Alternative da valutare

Se l'aumento ti sembra oneroso, considera:

  • Ottimizzazione dei consumi: installare una domotica che gestisca gli accensioni degli apparecchi non contemporaneamente (costo 500-2.000 €, ma amortizzabile)
  • Differimento nel tempo: se non è urgente, aspetta che le tariffe di potenza si stabilizzino (cosa difficile, ma possibile)
  • Negoziazione con A2A: alcuni clienti riescono a ottenere uno sconto sulla componente iniziale richiedendo esplicitamente una review commerciale

Procedura online passo dopo passo (visual guide)

Se scegli l'Area Clienti A2A

La procedura online è quella più rapida e tracciata. Ecco i passaggi:

  1. Accedi a www.a2aenergia.eu con le tue credenziali
  2. Seleziona "Richieste di modifica" o "Gestione contratto"
  3. Scegli "Aumento potenza"
  4. Seleziona il nuovo importo (4,5 kW) dal menu a tendina
  5. Rispondi al questionario sulle motivazioni (facoltativo ma consigliato)
  6. Accetta i termini e la privacy
  7. Conferma l'invio della richiesta
  8. Riceverai una email di conferma entro 24 ore con il numero di pratica

Entro 3-5 giorni riceverai il preventivo per email. Firmalo digitalmente o scaricalo e rimandalo.
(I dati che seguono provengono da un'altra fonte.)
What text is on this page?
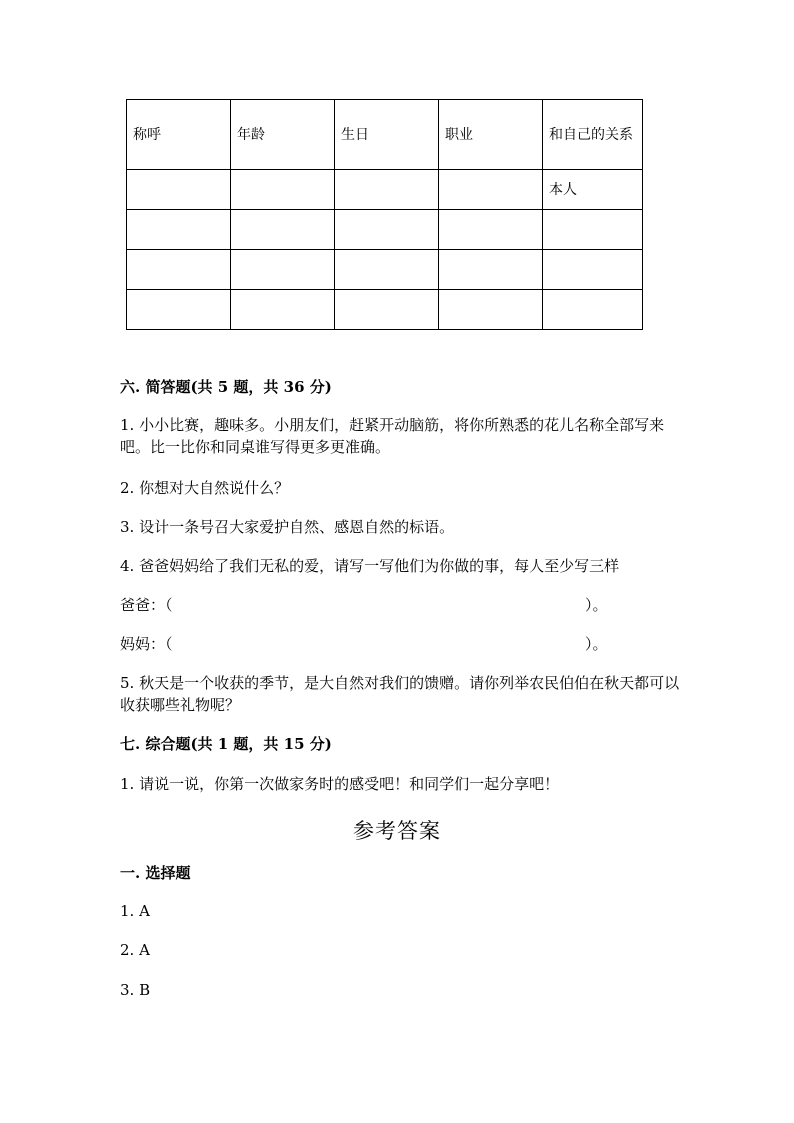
称呼	年龄	生日	职业	和自己的关系
				本人

六. 简答题(共 5 题，共 36 分)
1. 小小比赛，趣味多。小朋友们，赶紧开动脑筋，将你所熟悉的花儿名称全部写来吧。比一比你和同桌谁写得更多更准确。
2. 你想对大自然说什么？
3. 设计一条号召大家爱护自然、感恩自然的标语。
4. 爸爸妈妈给了我们无私的爱，请写一写他们为你做的事，每人至少写三样
爸爸：（	）。
妈妈：（	）。
5. 秋天是一个收获的季节，是大自然对我们的馈赠。请你列举农民伯伯在秋天都可以收获哪些礼物呢？
七. 综合题(共 1 题，共 15 分)
1. 请说一说，你第一次做家务时的感受吧！和同学们一起分享吧！
参考答案
一. 选择题
1. A
2. A
3. B
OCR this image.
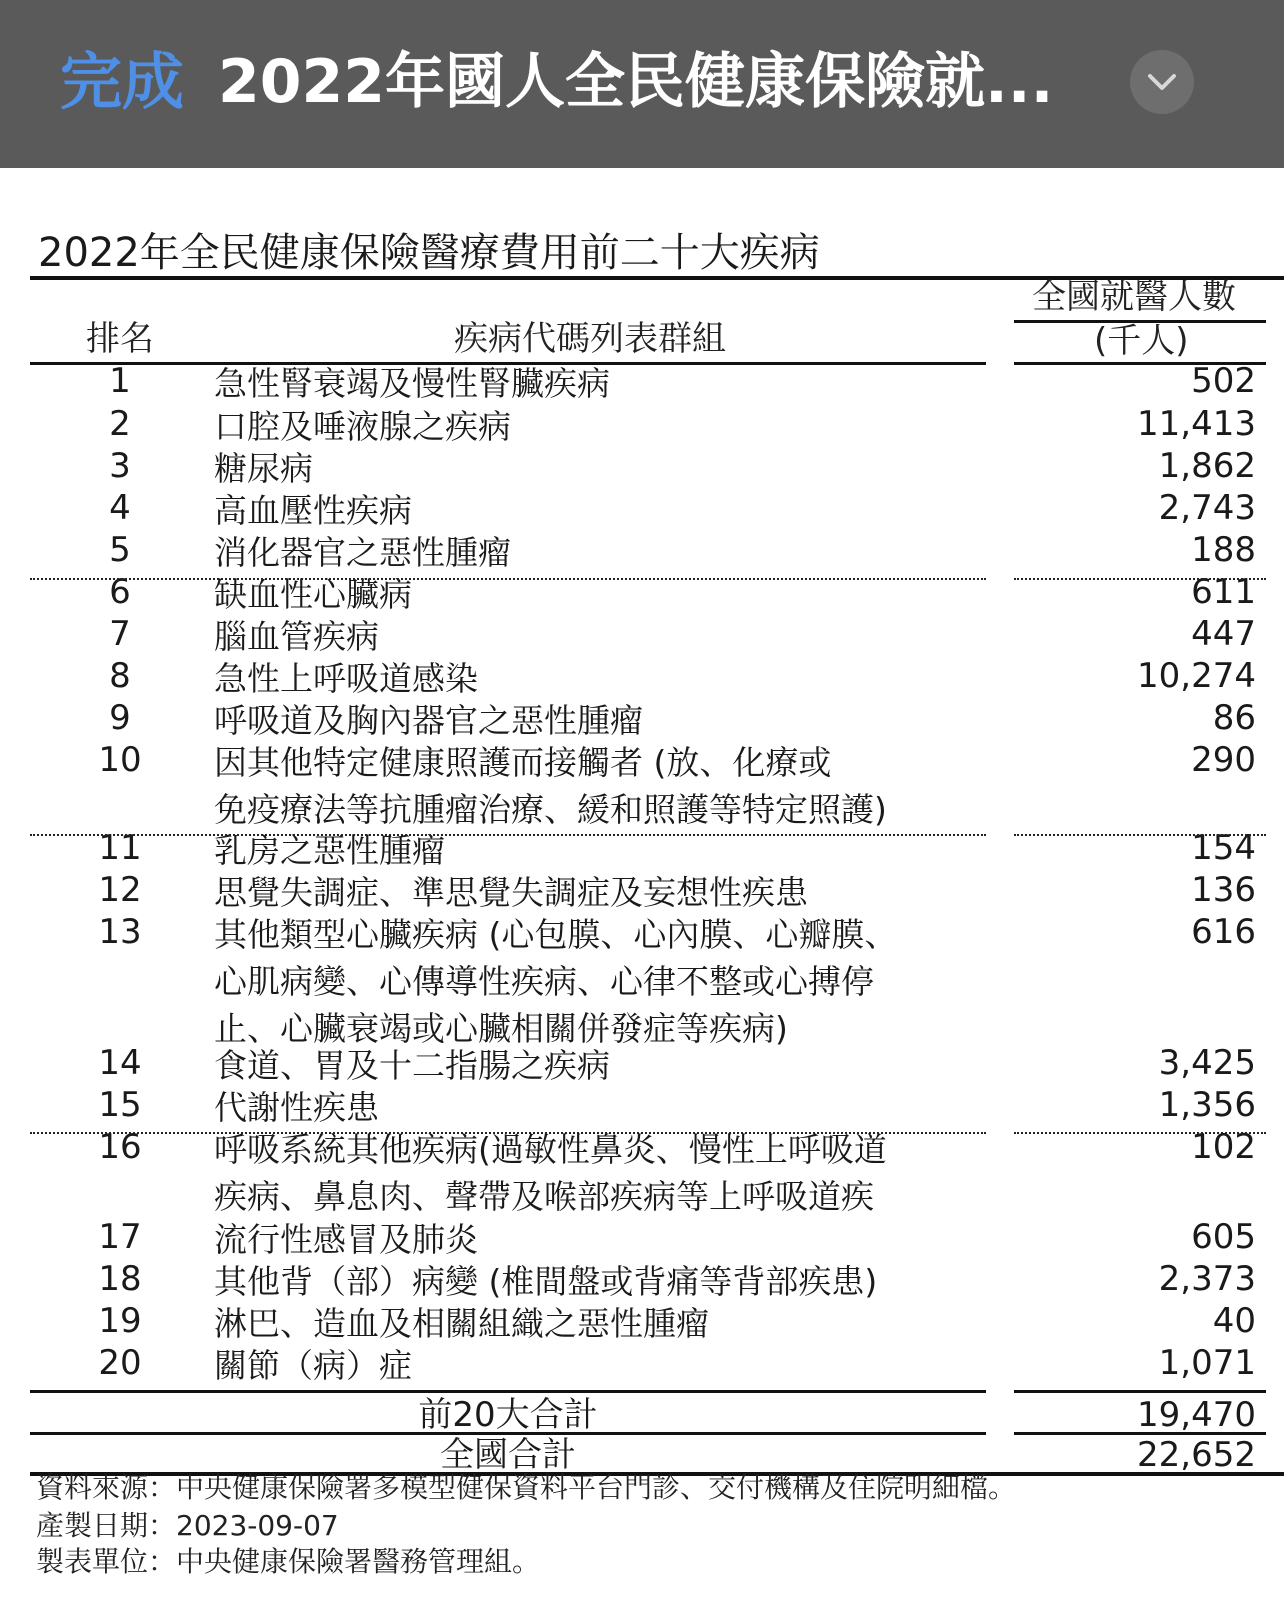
完成 2022年國人全民健康保險就...
2022年全民健康保險醫療費用前二十大疾病
全國就醫人數
(千人)
排名	疾病代碼列表群組
1	急性腎衰竭及慢性腎臟疾病	502
2	口腔及唾液腺之疾病	11,413
3	糖尿病	1,862
4	高血壓性疾病	2,743
5	消化器官之惡性腫瘤	188
6	缺血性心臟病	611
7	腦血管疾病	447
8	急性上呼吸道感染	10,274
9	呼吸道及胸內器官之惡性腫瘤	86
10	因其他特定健康照護而接觸者 (放、化療或
免疫療法等抗腫瘤治療、緩和照護等特定照護)
290
11	乳房之惡性腫瘤	154
12	思覺失調症、準思覺失調症及妄想性疾患	136
13	其他類型心臟疾病 (心包膜、心內膜、心瓣膜、
心肌病變、心傳導性疾病、心律不整或心搏停
止、心臟衰竭或心臟相關併發症等疾病)
616
14	食道、胃及十二指腸之疾病	3,425
15	代謝性疾患	1,356
16	呼吸系統其他疾病(過敏性鼻炎、慢性上呼吸道
疾病、鼻息肉、聲帶及喉部疾病等上呼吸道疾
102
17	流行性感冒及肺炎	605
18	其他背（部）病變 (椎間盤或背痛等背部疾患)	2,373
19	淋巴、造血及相關組織之惡性腫瘤	40
20	關節（病）症	1,071
前20大合計	19,470
全國合計	22,652
資料來源：中央健康保險署多模型健保資料平台門診、交付機構及住院明細檔。
產製日期：2023-09-07
製表單位：中央健康保險署醫務管理組。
Cosa succede dopo l'attivazione

La tua prima bolletta con potenza aumentata

Quando la nuova potenza diventa operativa, riceverai una bolletta di rettifica che applicherà:

  • Un credito per i giorni rimanenti con la vecchia potenza (proporzionato)
  • Un addebito per i giorni con la nuova potenza
  • Eventuali costi amministrativi se non già pagati anticipatamente

Non c'è niente di anomalo in questa rettifica: è il funzionamento standard. Verifica che i calcoli siano corretti confrontando il numero di giorni con il calendario.

Se noti anomalie

Se la bolletta presenta errori, contatta A2A entro 30 giorni dalla ricezione del documento. Le opzioni di contatto sono:

  • Numero verde per reclami: 800 500 200
  • Email: reclami@a2aenergia.it
  • Area Clienti: sezione "Reclami e segnalazioni"

Le guide Moneyside hanno carattere educativo e informativo. Non costituiscono consulenza finanziaria, legale o fiscale ai sensi del D.Lgs. 58/1998 (TUF) e della Direttiva MiFID II. Verifica sempre le informazioni con fonti ufficiali o un professionista qualificato.